If it was responded to remotely it will be F. In the case that
the Site::local_nets
variable is undefined, this
field will be left empty at all times.
- missed_bytes:
count
&log
&default
= 0
&optional
Indicates the number of bytes missed in content gaps, which
is representative of packet loss. A value other than zero
will normally cause protocol analysis to fail but some
analysis may have been completed prior to the packet loss.
- history:
string
&log
&optional
Records the state history of connections as a string of
letters. The meaning of those letters is:
Letter |
Meaning |
s |
a SYN w/o the ACK bit set |
h |
a SYN+ACK (“handshake”) |
a |
a pure ACK |
d |
packet with payload (“data”) |
f |
packet with FIN bit set |
r |
packet with RST bit set |
c |
packet with a bad checksum (applies to UDP too) |
t |
packet with retransmitted payload |
w |
packet with a zero window advertisement |
i |
inconsistent packet (e.g. FIN+RST bits set) |
q |
multi-flag packet (SYN+FIN or SYN+RST bits set) |
^ |
connection direction was flipped by Bro’s heuristic |
If the event comes from the originator, the letter is in
upper-case; if it comes from the responder, it’s in
lower-case. The ‘a’, ‘d’, ‘i’ and ‘q’ flags are
recorded a maximum of one time in either direction regardless
of how many are actually seen. ‘f’, ‘h’, ‘r’ and
‘s’ can be recorded multiple times for either direction
if the associated sequence number differs from the
last-seen packet of the same flag type.
‘c’, ‘t’ and ‘w’ are recorded in a logarithmic fashion:
the second instance represents that the event was seen
(at least) 10 times; the third instance, 100 times; etc.
- orig_pkts:
count
&log
&optional
Number of packets that the originator sent.
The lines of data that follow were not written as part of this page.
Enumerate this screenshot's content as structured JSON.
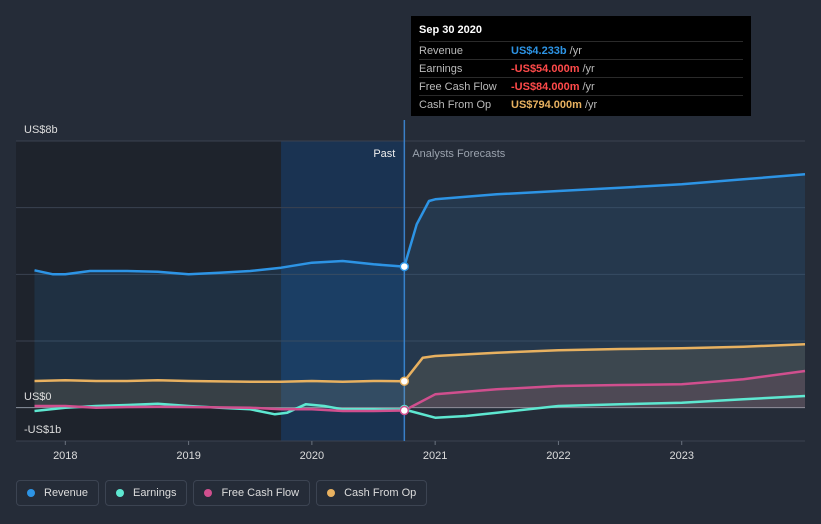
{
  "chart_data": {
    "type": "line",
    "y_labels": {
      "top": "US$8b",
      "zero": "US$0",
      "bottom": "-US$1b"
    },
    "ylim": [
      -1,
      8
    ],
    "xlim": [
      2017.6,
      2024.0
    ],
    "x_ticks": [
      2018,
      2019,
      2020,
      2021,
      2022,
      2023
    ],
    "past_label": "Past",
    "forecast_label": "Analysts Forecasts",
    "divider_x": 2020.75,
    "highlight_range": [
      2019.75,
      2020.75
    ],
    "series": [
      {
        "name": "Revenue",
        "color": "#2d94e5",
        "fill": true,
        "points": [
          [
            2017.75,
            4.12
          ],
          [
            2017.9,
            4.0
          ],
          [
            2018.0,
            4.0
          ],
          [
            2018.2,
            4.1
          ],
          [
            2018.5,
            4.1
          ],
          [
            2018.75,
            4.08
          ],
          [
            2019.0,
            4.0
          ],
          [
            2019.25,
            4.05
          ],
          [
            2019.5,
            4.1
          ],
          [
            2019.75,
            4.2
          ],
          [
            2020.0,
            4.35
          ],
          [
            2020.25,
            4.4
          ],
          [
            2020.5,
            4.3
          ],
          [
            2020.75,
            4.233
          ],
          [
            2020.85,
            5.5
          ],
          [
            2020.95,
            6.2
          ],
          [
            2021.0,
            6.25
          ],
          [
            2021.5,
            6.4
          ],
          [
            2022.0,
            6.5
          ],
          [
            2022.5,
            6.6
          ],
          [
            2023.0,
            6.7
          ],
          [
            2023.5,
            6.85
          ],
          [
            2024.0,
            7.0
          ]
        ]
      },
      {
        "name": "Earnings",
        "color": "#5ee8d1",
        "fill": false,
        "points": [
          [
            2017.75,
            -0.1
          ],
          [
            2018.0,
            0.0
          ],
          [
            2018.25,
            0.05
          ],
          [
            2018.5,
            0.08
          ],
          [
            2018.75,
            0.12
          ],
          [
            2019.0,
            0.05
          ],
          [
            2019.25,
            0.0
          ],
          [
            2019.5,
            -0.05
          ],
          [
            2019.7,
            -0.2
          ],
          [
            2019.8,
            -0.15
          ],
          [
            2019.95,
            0.1
          ],
          [
            2020.1,
            0.05
          ],
          [
            2020.25,
            -0.05
          ],
          [
            2020.5,
            -0.05
          ],
          [
            2020.75,
            -0.054
          ],
          [
            2021.0,
            -0.3
          ],
          [
            2021.25,
            -0.25
          ],
          [
            2021.5,
            -0.15
          ],
          [
            2022.0,
            0.05
          ],
          [
            2022.5,
            0.1
          ],
          [
            2023.0,
            0.15
          ],
          [
            2023.5,
            0.25
          ],
          [
            2024.0,
            0.35
          ]
        ]
      },
      {
        "name": "Free Cash Flow",
        "color": "#d04f8e",
        "fill": true,
        "points": [
          [
            2017.75,
            0.05
          ],
          [
            2018.0,
            0.05
          ],
          [
            2018.25,
            0.0
          ],
          [
            2018.5,
            0.02
          ],
          [
            2018.75,
            0.03
          ],
          [
            2019.0,
            0.02
          ],
          [
            2019.5,
            0.0
          ],
          [
            2019.75,
            -0.05
          ],
          [
            2020.0,
            -0.05
          ],
          [
            2020.25,
            -0.1
          ],
          [
            2020.5,
            -0.1
          ],
          [
            2020.75,
            -0.084
          ],
          [
            2021.0,
            0.4
          ],
          [
            2021.5,
            0.55
          ],
          [
            2022.0,
            0.65
          ],
          [
            2022.5,
            0.68
          ],
          [
            2023.0,
            0.7
          ],
          [
            2023.5,
            0.85
          ],
          [
            2024.0,
            1.1
          ]
        ]
      },
      {
        "name": "Cash From Op",
        "color": "#e8b160",
        "fill": true,
        "points": [
          [
            2017.75,
            0.8
          ],
          [
            2018.0,
            0.82
          ],
          [
            2018.25,
            0.8
          ],
          [
            2018.5,
            0.8
          ],
          [
            2018.75,
            0.82
          ],
          [
            2019.0,
            0.8
          ],
          [
            2019.5,
            0.78
          ],
          [
            2019.75,
            0.78
          ],
          [
            2020.0,
            0.8
          ],
          [
            2020.25,
            0.78
          ],
          [
            2020.5,
            0.8
          ],
          [
            2020.75,
            0.794
          ],
          [
            2020.9,
            1.5
          ],
          [
            2021.0,
            1.55
          ],
          [
            2021.5,
            1.65
          ],
          [
            2022.0,
            1.72
          ],
          [
            2022.5,
            1.76
          ],
          [
            2023.0,
            1.78
          ],
          [
            2023.5,
            1.83
          ],
          [
            2024.0,
            1.9
          ]
        ]
      }
    ]
  },
  "tooltip": {
    "date": "Sep 30 2020",
    "rows": [
      {
        "label": "Revenue",
        "value": "US$4.233b",
        "unit": "/yr",
        "color": "#2d94e5"
      },
      {
        "label": "Earnings",
        "value": "-US$54.000m",
        "unit": "/yr",
        "color": "#ff4a4a"
      },
      {
        "label": "Free Cash Flow",
        "value": "-US$84.000m",
        "unit": "/yr",
        "color": "#ff4a4a"
      },
      {
        "label": "Cash From Op",
        "value": "US$794.000m",
        "unit": "/yr",
        "color": "#e8b160"
      }
    ]
  },
  "legend": [
    {
      "label": "Revenue",
      "color": "#2d94e5"
    },
    {
      "label": "Earnings",
      "color": "#5ee8d1"
    },
    {
      "label": "Free Cash Flow",
      "color": "#d04f8e"
    },
    {
      "label": "Cash From Op",
      "color": "#e8b160"
    }
  ]
}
Only set if use_conn_size_analyzer
= T.
- orig_ip_bytes:
count
&log
&optional
Number of IP level bytes that the originator sent (as seen on
the wire, taken from the IP total_length header field).
Only set if use_conn_size_analyzer
= T.
- resp_pkts:
count
&log
&optional
Number of packets that the responder sent.
Only set if use_conn_size_analyzer
= T.
- resp_ip_bytes:
count
&log
&optional
Number of IP level bytes that the responder sent (as seen on
the wire, taken from the IP total_length header field).
Only set if use_conn_size_analyzer
= T.
- tunnel_parents:
set
[string
] &log
&optional
If this connection was over a tunnel, indicate the
uid values for any encapsulating parent connections
used over the lifetime of this inner connection.
- orig_l2_addr:
string
&log
&optional
(present if policy/protocols/conn/mac-logging.bro is loaded)
Link-layer address of the originator, if available.
- resp_l2_addr:
string
&log
&optional
(present if policy/protocols/conn/mac-logging.bro is loaded)
Link-layer address of the responder, if available.
- vlan:
int
&log
&optional
(present if policy/protocols/conn/vlan-logging.bro is loaded)
The outer VLAN for this connection, if applicable.
- inner_vlan:
int
&log
&optional
(present if policy/protocols/conn/vlan-logging.bro is loaded)
The inner VLAN for this connection, if applicable.